Une observation fréquente : au fil des séances, ceux qui paraissaient absents commencent à tendre un crayon à leur voisin, à montrer un dessin à un professionnel, à quitter leur place pour regarder ce que crée le groupe. Ici, la transmission ne passe pas par les mots, mais par l’offrande d’un geste, d’un objet, d’une attention. Certains psychologues parlent de « mise en circulation » du désir et du regard : ce n’est plus l’immobilisme ou le repli, c’est l’envie de partager une sensation, fut-elle confuse.

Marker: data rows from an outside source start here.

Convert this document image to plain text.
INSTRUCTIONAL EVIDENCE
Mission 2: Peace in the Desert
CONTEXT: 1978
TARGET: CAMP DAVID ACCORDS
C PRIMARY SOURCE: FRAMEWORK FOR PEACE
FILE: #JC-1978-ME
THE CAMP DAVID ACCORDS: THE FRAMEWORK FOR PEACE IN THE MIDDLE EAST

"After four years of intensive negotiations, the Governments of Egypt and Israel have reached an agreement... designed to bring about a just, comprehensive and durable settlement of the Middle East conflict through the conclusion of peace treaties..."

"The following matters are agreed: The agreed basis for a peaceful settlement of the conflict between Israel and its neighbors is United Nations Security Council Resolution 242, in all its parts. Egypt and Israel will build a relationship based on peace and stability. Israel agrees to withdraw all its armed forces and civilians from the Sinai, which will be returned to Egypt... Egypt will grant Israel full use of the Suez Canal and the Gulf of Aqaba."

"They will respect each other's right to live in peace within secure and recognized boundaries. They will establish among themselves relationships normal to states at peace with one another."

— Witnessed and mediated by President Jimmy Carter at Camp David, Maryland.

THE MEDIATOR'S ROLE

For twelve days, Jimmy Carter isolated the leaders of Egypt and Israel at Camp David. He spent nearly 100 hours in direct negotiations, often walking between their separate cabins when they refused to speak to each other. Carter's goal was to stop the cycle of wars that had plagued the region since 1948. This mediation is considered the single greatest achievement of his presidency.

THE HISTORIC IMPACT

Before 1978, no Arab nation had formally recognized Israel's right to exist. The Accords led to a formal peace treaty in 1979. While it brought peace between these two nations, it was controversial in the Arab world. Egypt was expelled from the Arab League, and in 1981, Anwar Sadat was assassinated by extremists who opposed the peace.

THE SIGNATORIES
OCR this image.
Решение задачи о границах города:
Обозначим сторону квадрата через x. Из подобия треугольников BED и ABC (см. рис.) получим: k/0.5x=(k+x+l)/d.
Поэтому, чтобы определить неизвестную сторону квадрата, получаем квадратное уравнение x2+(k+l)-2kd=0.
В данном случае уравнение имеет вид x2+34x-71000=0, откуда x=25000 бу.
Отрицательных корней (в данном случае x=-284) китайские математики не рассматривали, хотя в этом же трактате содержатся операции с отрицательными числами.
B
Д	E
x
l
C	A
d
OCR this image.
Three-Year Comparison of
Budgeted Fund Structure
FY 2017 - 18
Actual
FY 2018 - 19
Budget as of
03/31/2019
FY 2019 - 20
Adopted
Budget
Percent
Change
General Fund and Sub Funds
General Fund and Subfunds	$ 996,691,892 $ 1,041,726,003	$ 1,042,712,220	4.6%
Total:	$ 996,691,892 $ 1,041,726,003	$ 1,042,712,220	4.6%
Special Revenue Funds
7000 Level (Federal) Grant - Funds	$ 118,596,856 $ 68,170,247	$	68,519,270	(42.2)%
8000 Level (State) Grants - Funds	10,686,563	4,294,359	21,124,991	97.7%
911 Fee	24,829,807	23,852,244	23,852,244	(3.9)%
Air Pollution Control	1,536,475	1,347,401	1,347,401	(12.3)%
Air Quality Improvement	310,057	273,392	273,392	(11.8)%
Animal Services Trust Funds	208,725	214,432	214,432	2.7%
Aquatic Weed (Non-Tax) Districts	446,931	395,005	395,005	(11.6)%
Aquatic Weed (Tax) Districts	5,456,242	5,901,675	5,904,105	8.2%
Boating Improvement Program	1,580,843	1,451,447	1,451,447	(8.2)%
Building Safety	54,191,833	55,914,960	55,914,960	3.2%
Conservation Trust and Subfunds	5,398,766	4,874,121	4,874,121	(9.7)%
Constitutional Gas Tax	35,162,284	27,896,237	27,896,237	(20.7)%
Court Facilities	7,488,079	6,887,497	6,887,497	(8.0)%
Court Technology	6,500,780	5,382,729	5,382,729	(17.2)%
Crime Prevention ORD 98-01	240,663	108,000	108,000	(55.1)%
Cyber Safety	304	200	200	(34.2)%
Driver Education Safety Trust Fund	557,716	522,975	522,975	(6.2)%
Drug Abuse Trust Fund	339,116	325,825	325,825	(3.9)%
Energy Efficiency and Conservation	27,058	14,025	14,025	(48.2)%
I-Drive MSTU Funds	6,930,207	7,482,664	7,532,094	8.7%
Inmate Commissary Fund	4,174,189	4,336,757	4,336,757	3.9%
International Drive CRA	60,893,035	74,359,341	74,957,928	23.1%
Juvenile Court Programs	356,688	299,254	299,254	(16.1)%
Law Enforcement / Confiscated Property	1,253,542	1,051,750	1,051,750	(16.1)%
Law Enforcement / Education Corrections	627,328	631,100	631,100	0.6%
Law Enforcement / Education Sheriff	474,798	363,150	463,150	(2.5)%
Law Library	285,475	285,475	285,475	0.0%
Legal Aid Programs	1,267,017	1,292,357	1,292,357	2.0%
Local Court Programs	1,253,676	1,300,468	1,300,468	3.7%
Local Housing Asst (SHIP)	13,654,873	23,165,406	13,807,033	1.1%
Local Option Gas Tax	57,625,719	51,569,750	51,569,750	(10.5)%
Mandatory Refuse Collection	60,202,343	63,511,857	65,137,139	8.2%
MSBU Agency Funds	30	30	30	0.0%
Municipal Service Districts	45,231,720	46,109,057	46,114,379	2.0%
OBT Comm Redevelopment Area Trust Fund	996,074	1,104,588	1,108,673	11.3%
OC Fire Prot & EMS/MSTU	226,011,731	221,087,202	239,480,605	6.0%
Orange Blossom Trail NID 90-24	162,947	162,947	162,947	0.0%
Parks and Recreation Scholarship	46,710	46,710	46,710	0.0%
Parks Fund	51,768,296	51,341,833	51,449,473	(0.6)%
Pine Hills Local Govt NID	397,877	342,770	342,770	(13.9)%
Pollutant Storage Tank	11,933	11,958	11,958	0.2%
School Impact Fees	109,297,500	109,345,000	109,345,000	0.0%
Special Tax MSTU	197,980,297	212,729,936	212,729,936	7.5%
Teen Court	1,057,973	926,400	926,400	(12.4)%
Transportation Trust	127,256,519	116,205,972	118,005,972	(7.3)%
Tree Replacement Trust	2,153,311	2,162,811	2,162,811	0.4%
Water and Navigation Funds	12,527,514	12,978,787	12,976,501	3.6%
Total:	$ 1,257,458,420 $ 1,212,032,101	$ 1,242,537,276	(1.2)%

Étude de cas – Les mains qui parlent
Dans un foyer accueillant de jeunes adultes présentant une déficience intellectuelle sévère, l’arrivée d’un atelier hebdomadaire de modelage a bouleversé les routines. Amandine, réputée « fermée au dialogue », a d’abord pétri frénétiquement l’argile, détruisant chaque ébauche. Puis, peu à peu, ses gestes se sont régularisés. Un matin, elle tend à une éducatrice une petite forme torturée, la serre dans ses mains, la lui reprend. Cette séquence, filmée avec l’accord des familles, montre comment l’objet façonné devient lui-même médium d’un échange, rendant visible une demande – celle d’être vue, d’être rejointe, sans les mots.